We need to return again and again to scripture, and especially the fulfillment of it in Jesus and his death and resurrection. And see that God’s commitment to us is one of complete love, that what he gives to us in creation now broken because of “the fall,” he wants to restore in the new creation completely with much more. Into a full, complete relationship with him by the Holy Spirit in and through Jesus.

The good news in Jesus is the heart of this. And Jesus’s death and the life that comes out from that is at the heart of that good news/gospel, taking us back once more to God as God really is. The God we can entrust our lives too, the lives of our loved ones, and indeed even the world itself.
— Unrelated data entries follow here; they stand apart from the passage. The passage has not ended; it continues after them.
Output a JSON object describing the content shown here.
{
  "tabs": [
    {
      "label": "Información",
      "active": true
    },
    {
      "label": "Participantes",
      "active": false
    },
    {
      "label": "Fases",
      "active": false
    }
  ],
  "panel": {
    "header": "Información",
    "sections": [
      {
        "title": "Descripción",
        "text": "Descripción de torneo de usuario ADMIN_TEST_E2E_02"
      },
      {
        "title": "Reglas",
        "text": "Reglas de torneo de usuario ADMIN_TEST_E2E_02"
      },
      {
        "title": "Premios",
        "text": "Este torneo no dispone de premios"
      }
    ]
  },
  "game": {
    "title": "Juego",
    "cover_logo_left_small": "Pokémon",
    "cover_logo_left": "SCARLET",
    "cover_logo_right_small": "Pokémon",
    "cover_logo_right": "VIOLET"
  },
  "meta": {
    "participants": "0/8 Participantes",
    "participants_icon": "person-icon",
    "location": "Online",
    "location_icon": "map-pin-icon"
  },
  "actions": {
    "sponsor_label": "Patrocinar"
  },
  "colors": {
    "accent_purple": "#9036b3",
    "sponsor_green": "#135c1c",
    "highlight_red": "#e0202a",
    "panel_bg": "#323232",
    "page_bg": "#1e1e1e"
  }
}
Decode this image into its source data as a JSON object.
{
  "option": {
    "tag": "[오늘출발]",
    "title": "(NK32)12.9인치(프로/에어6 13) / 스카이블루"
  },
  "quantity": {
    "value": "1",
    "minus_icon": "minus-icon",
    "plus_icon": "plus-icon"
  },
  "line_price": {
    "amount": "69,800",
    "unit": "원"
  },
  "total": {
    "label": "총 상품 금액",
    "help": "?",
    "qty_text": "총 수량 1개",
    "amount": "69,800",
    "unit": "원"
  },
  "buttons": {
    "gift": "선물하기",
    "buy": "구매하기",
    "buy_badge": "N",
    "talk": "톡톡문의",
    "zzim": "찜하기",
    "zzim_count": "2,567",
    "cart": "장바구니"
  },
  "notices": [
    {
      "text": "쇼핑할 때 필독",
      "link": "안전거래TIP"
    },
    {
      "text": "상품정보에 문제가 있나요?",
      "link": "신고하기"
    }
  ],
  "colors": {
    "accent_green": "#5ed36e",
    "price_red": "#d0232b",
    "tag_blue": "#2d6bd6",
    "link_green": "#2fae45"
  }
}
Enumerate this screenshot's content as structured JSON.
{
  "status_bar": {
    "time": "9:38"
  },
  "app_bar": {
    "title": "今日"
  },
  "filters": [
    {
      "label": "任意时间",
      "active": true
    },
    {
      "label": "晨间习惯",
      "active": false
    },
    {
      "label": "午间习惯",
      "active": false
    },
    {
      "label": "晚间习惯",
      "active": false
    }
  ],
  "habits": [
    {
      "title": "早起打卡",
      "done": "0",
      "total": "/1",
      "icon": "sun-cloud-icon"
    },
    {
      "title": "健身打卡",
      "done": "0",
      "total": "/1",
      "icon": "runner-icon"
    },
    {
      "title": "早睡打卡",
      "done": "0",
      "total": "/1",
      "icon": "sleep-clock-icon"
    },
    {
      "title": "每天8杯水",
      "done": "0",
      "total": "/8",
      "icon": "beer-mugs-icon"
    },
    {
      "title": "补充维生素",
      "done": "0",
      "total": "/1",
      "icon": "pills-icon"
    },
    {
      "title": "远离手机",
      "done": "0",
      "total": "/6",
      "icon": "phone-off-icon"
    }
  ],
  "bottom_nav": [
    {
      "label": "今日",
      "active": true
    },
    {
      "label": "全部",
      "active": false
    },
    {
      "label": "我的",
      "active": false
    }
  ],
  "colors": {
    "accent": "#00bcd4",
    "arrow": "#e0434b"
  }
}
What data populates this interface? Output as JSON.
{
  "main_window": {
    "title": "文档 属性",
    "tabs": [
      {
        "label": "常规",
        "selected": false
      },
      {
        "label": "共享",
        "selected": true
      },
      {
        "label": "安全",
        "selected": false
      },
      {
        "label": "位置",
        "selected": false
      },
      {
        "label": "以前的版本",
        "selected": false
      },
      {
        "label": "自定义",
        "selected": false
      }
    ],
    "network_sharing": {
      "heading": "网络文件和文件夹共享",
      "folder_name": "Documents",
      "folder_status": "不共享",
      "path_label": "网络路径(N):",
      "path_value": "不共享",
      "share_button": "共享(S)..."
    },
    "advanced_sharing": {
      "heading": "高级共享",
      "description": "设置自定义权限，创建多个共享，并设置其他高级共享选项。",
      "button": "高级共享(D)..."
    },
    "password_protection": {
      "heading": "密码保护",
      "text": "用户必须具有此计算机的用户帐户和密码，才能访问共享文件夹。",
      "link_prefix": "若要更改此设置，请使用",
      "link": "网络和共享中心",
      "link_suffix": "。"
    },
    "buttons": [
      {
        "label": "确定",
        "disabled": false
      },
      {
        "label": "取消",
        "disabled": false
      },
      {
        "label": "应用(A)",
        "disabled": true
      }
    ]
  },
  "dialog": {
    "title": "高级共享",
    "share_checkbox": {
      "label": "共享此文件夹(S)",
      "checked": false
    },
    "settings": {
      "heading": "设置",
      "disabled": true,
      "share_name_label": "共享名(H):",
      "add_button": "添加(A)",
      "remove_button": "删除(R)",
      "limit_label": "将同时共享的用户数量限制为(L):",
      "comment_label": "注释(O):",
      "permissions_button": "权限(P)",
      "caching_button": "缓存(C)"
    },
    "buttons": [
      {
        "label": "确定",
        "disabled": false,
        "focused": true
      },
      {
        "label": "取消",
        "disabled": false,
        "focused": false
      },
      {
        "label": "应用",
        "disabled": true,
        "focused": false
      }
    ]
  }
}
Believing fully in that God, and learning to rest in him and his word in and through Jesus.

grace is the answer, period (in Jesus, of course)

For the grace of God has appeared that offers salvation to all people. It teaches us to say “No” to ungodliness and worldly passions, and to live self-controlled, upright and godly lives in this present age, while we wait for the blessed hope—the appearing of the glory of our great God and Savior, Jesus Christ, who gave himself for us to redeem us from all wickedness and to purify for himself a people that are his very own, eager to do what is good.

Titus 2:11-14

Much much Christianity, I’ve seen over the years. And grace has been sprinkled on all of that. First though, it would be good to give a definition or description of grace. Grace is God’s gift and favor to those who don’t deserve it, and could never earn it. Back to the original thought: Christianity is New Testament Christianity insofar as it is imbued with grace. And to understand that, we need to contrast it the same way the New Testament itself contrasts it: with law.

The law condemns us, because none of us lives up to its demands, or even can do so. The law ultimately points us to our need for a Savior. And that’s where God’s grace come in through Jesus and the cross, Jesus’s death. It is on the basis of Jesus’s death, by that and that alone by which we can be saved. And that is God’s gift of grace to us received by us through faith (Ephesians 2:8-9). And as the Titus passage above makes clear along with the Ephesians 2 passage, that opens us up to a new life. But grace alone is the means to forgiveness and new life in and through Jesus.